Clinical Data Access
Fundamentally, healthcare delivery organizations must capture clinical data to inform operations. Enabling practitioners within any system to have access to clinical data relevant to the diagnosis, therapeutic planning, and direct treatment and care of patients is a basic operational information need. From an administrative perspective, clinical data support claims and payment as well as process improvement within the organization.

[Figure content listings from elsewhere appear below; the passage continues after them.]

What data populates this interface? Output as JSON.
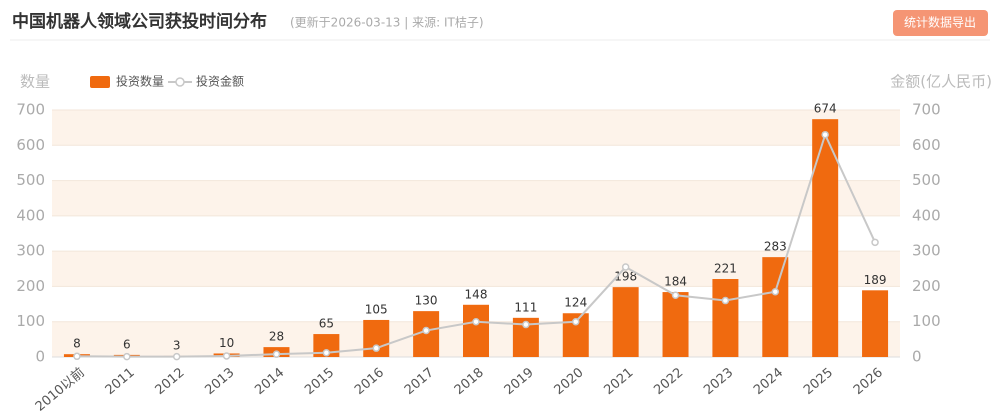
{
  "chart_data": {
    "type": "bar",
    "title": "中国机器人领域公司获投时间分布",
    "subtitle": "(更新于2026-03-13 | 来源: IT桔子)",
    "y_label": "数量",
    "y2_label": "金额(亿人民币)",
    "categories": [
      "2010以前",
      "2011",
      "2012",
      "2013",
      "2014",
      "2015",
      "2016",
      "2017",
      "2018",
      "2019",
      "2020",
      "2021",
      "2022",
      "2023",
      "2024",
      "2025",
      "2026"
    ],
    "series": [
      {
        "name": "投资数量",
        "type": "bar",
        "color": "#f06a0f",
        "values": [
          8,
          6,
          3,
          10,
          28,
          65,
          105,
          130,
          148,
          111,
          124,
          198,
          184,
          221,
          283,
          674,
          189
        ]
      },
      {
        "name": "投资金额",
        "type": "line",
        "axis": "y2",
        "color": "#c8c8c8",
        "values": [
          2,
          1,
          1,
          3,
          8,
          12,
          25,
          75,
          100,
          92,
          100,
          255,
          175,
          160,
          185,
          630,
          325
        ]
      }
    ],
    "ylim": [
      0,
      700
    ],
    "yticks": [
      0,
      100,
      200,
      300,
      400,
      500,
      600,
      700
    ],
    "y2lim": [
      0,
      700
    ],
    "y2ticks": [
      0,
      100,
      200,
      300,
      400,
      500,
      600,
      700
    ],
    "grid": true
  },
  "toolbar": {
    "button": "统计数据导出"
  }
}
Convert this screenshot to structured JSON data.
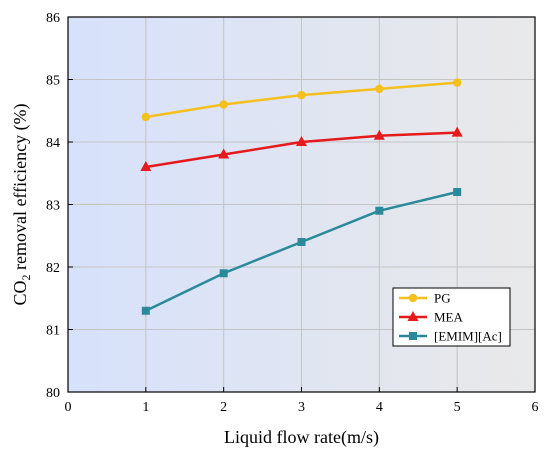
{
  "chart_data": {
    "type": "line",
    "title": "",
    "xlabel": "Liquid flow rate(m/s)",
    "ylabel": {
      "prefix": "CO",
      "subscript": "2",
      "suffix": " removal efficiency (%)"
    },
    "xlim": [
      0,
      6
    ],
    "ylim": [
      80,
      86
    ],
    "xticks": [
      "0",
      "1",
      "2",
      "3",
      "4",
      "5",
      "6"
    ],
    "yticks": [
      "80",
      "81",
      "82",
      "83",
      "84",
      "85",
      "86"
    ],
    "grid": true,
    "legend_position": "lower-right",
    "background_gradient": [
      "#d6e1fb",
      "#e9e9e9"
    ],
    "x": [
      1,
      2,
      3,
      4,
      5
    ],
    "series": [
      {
        "name": "PG",
        "values": [
          84.4,
          84.6,
          84.75,
          84.85,
          84.95
        ],
        "color": "#f5c01e",
        "marker": "circle"
      },
      {
        "name": "MEA",
        "values": [
          83.6,
          83.8,
          84.0,
          84.1,
          84.15
        ],
        "color": "#e41a1c",
        "marker": "triangle"
      },
      {
        "name": "[EMIM][Ac]",
        "values": [
          81.3,
          81.9,
          82.4,
          82.9,
          83.2
        ],
        "color": "#2a8a9a",
        "marker": "square"
      }
    ]
  }
}
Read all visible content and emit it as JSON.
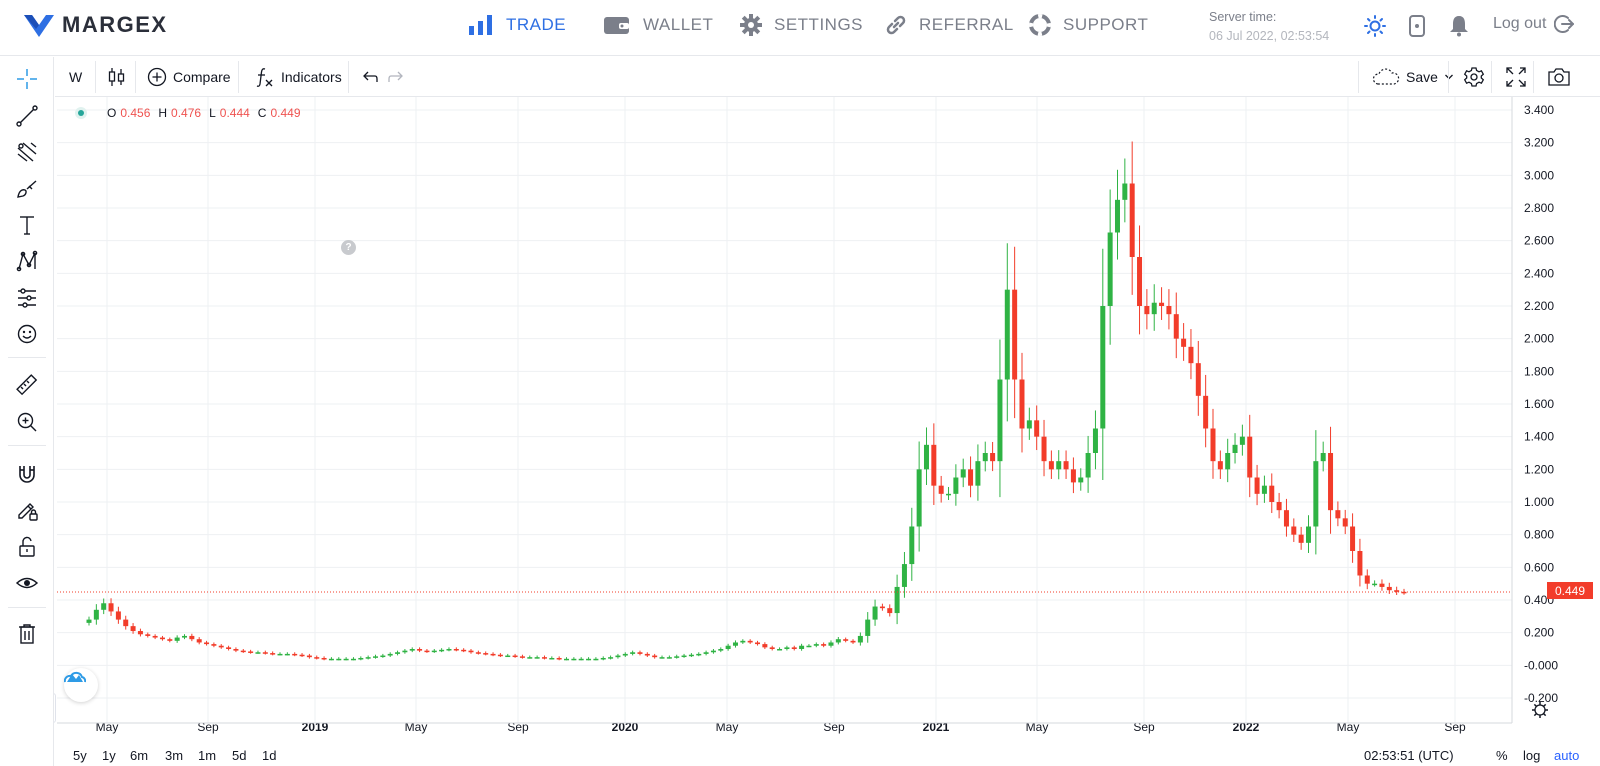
{
  "brand": {
    "name": "MARGEX"
  },
  "nav": {
    "items": [
      {
        "label": "TRADE",
        "icon": "bar-chart-icon",
        "active": true
      },
      {
        "label": "WALLET",
        "icon": "wallet-icon",
        "active": false
      },
      {
        "label": "SETTINGS",
        "icon": "gear-icon",
        "active": false
      },
      {
        "label": "REFERRAL",
        "icon": "link-icon",
        "active": false
      },
      {
        "label": "SUPPORT",
        "icon": "lifebuoy-icon",
        "active": false
      }
    ],
    "server_time_label": "Server time:",
    "server_time_value": "06 Jul 2022, 02:53:54",
    "logout_label": "Log out"
  },
  "colors": {
    "accent": "#2e6fe3",
    "up": "#26a69a",
    "up_fill": "#2fb344",
    "down": "#f23c2a",
    "grid": "#eef0f3"
  },
  "left_tools": [
    "crosshair-icon",
    "trend-line-icon",
    "pitchfork-icon",
    "brush-icon",
    "text-icon",
    "pattern-icon",
    "forecast-icon",
    "emoji-icon",
    "ruler-icon",
    "zoom-in-icon",
    "magnet-icon",
    "lock-drawing-icon",
    "unlock-icon",
    "eye-icon",
    "trash-icon"
  ],
  "chart_toolbar": {
    "interval": "W",
    "compare_label": "Compare",
    "indicators_label": "Indicators",
    "save_label": "Save"
  },
  "ohlc": {
    "o_label": "O",
    "o": "0.456",
    "h_label": "H",
    "h": "0.476",
    "l_label": "L",
    "l": "0.444",
    "c_label": "C",
    "c": "0.449"
  },
  "last_price": "0.449",
  "chart_data": {
    "type": "candlestick",
    "interval": "weekly",
    "y_axis": {
      "min": -0.2,
      "max": 3.4,
      "ticks": [
        "3.400",
        "3.200",
        "3.000",
        "2.800",
        "2.600",
        "2.400",
        "2.200",
        "2.000",
        "1.800",
        "1.600",
        "1.400",
        "1.200",
        "1.000",
        "0.800",
        "0.600",
        "0.400",
        "0.200",
        "-0.000",
        "-0.200"
      ]
    },
    "x_axis": {
      "ticks": [
        {
          "label": "May",
          "bold": false
        },
        {
          "label": "Sep",
          "bold": false
        },
        {
          "label": "2019",
          "bold": true
        },
        {
          "label": "May",
          "bold": false
        },
        {
          "label": "Sep",
          "bold": false
        },
        {
          "label": "2020",
          "bold": true
        },
        {
          "label": "May",
          "bold": false
        },
        {
          "label": "Sep",
          "bold": false
        },
        {
          "label": "2021",
          "bold": true
        },
        {
          "label": "May",
          "bold": false
        },
        {
          "label": "Sep",
          "bold": false
        },
        {
          "label": "2022",
          "bold": true
        },
        {
          "label": "May",
          "bold": false
        },
        {
          "label": "Sep",
          "bold": false
        }
      ]
    },
    "last_close": 0.449,
    "closes": [
      0.28,
      0.34,
      0.38,
      0.33,
      0.28,
      0.24,
      0.21,
      0.19,
      0.18,
      0.17,
      0.16,
      0.15,
      0.17,
      0.18,
      0.16,
      0.14,
      0.13,
      0.12,
      0.11,
      0.1,
      0.09,
      0.085,
      0.08,
      0.08,
      0.075,
      0.07,
      0.07,
      0.07,
      0.065,
      0.06,
      0.05,
      0.045,
      0.04,
      0.04,
      0.04,
      0.04,
      0.04,
      0.045,
      0.05,
      0.055,
      0.06,
      0.07,
      0.08,
      0.09,
      0.1,
      0.09,
      0.085,
      0.09,
      0.095,
      0.1,
      0.095,
      0.09,
      0.08,
      0.075,
      0.07,
      0.065,
      0.06,
      0.06,
      0.055,
      0.05,
      0.05,
      0.05,
      0.045,
      0.045,
      0.04,
      0.04,
      0.04,
      0.04,
      0.04,
      0.04,
      0.045,
      0.05,
      0.06,
      0.07,
      0.08,
      0.07,
      0.06,
      0.05,
      0.05,
      0.05,
      0.055,
      0.06,
      0.065,
      0.07,
      0.08,
      0.09,
      0.1,
      0.12,
      0.14,
      0.15,
      0.14,
      0.13,
      0.11,
      0.1,
      0.1,
      0.11,
      0.1,
      0.12,
      0.12,
      0.13,
      0.12,
      0.14,
      0.16,
      0.15,
      0.14,
      0.18,
      0.28,
      0.36,
      0.35,
      0.32,
      0.48,
      0.62,
      0.85,
      1.2,
      1.35,
      1.1,
      1.05,
      1.05,
      1.15,
      1.2,
      1.1,
      1.25,
      1.3,
      1.25,
      1.75,
      2.3,
      1.75,
      1.45,
      1.5,
      1.4,
      1.25,
      1.2,
      1.25,
      1.2,
      1.12,
      1.15,
      1.3,
      1.45,
      2.2,
      2.65,
      2.85,
      2.95,
      2.5,
      2.2,
      2.15,
      2.22,
      2.2,
      2.15,
      2.0,
      1.95,
      1.85,
      1.65,
      1.45,
      1.25,
      1.2,
      1.3,
      1.35,
      1.4,
      1.15,
      1.05,
      1.1,
      1.0,
      0.95,
      0.85,
      0.8,
      0.75,
      0.85,
      1.25,
      1.3,
      0.95,
      0.9,
      0.85,
      0.7,
      0.55,
      0.5,
      0.5,
      0.48,
      0.46,
      0.45,
      0.449
    ]
  },
  "bottom_bar": {
    "ranges": [
      "5y",
      "1y",
      "6m",
      "3m",
      "1m",
      "5d",
      "1d"
    ],
    "time": "02:53:51 (UTC)",
    "percent_label": "%",
    "log_label": "log",
    "auto_label": "auto"
  }
}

Expanding beyond the walls of any single healthcare delivery entity, health information exchange enables a longitudinal view and access to patient clinical data across multiple healthcare entities. The common thread that unites a longitudinal view of patient data then becomes the patient rather than the provider organization, and blockchain can be used to shift the focus to the patient. Patients can be enabled to manage their medical records contributed by multiple provider organizations via blockchain technology. Longitudinal patient medical records simultaneously enter into the use cases traditionally served by electronic medical records (EMR) and personal health records (PHR) solutions, depending on scope.
Health Data Monetization
Patients, research participants, and others could soon have more access, choices, mechanisms, and value benefits (e.g., fiat, cryptocurrencies, equity, social capital) to incentivize data sharing, health behavior change, and research participation. Genomics data has been an early lead in this use case including efforts by Encrypgen, LunaDNA, and Nebula Genomics.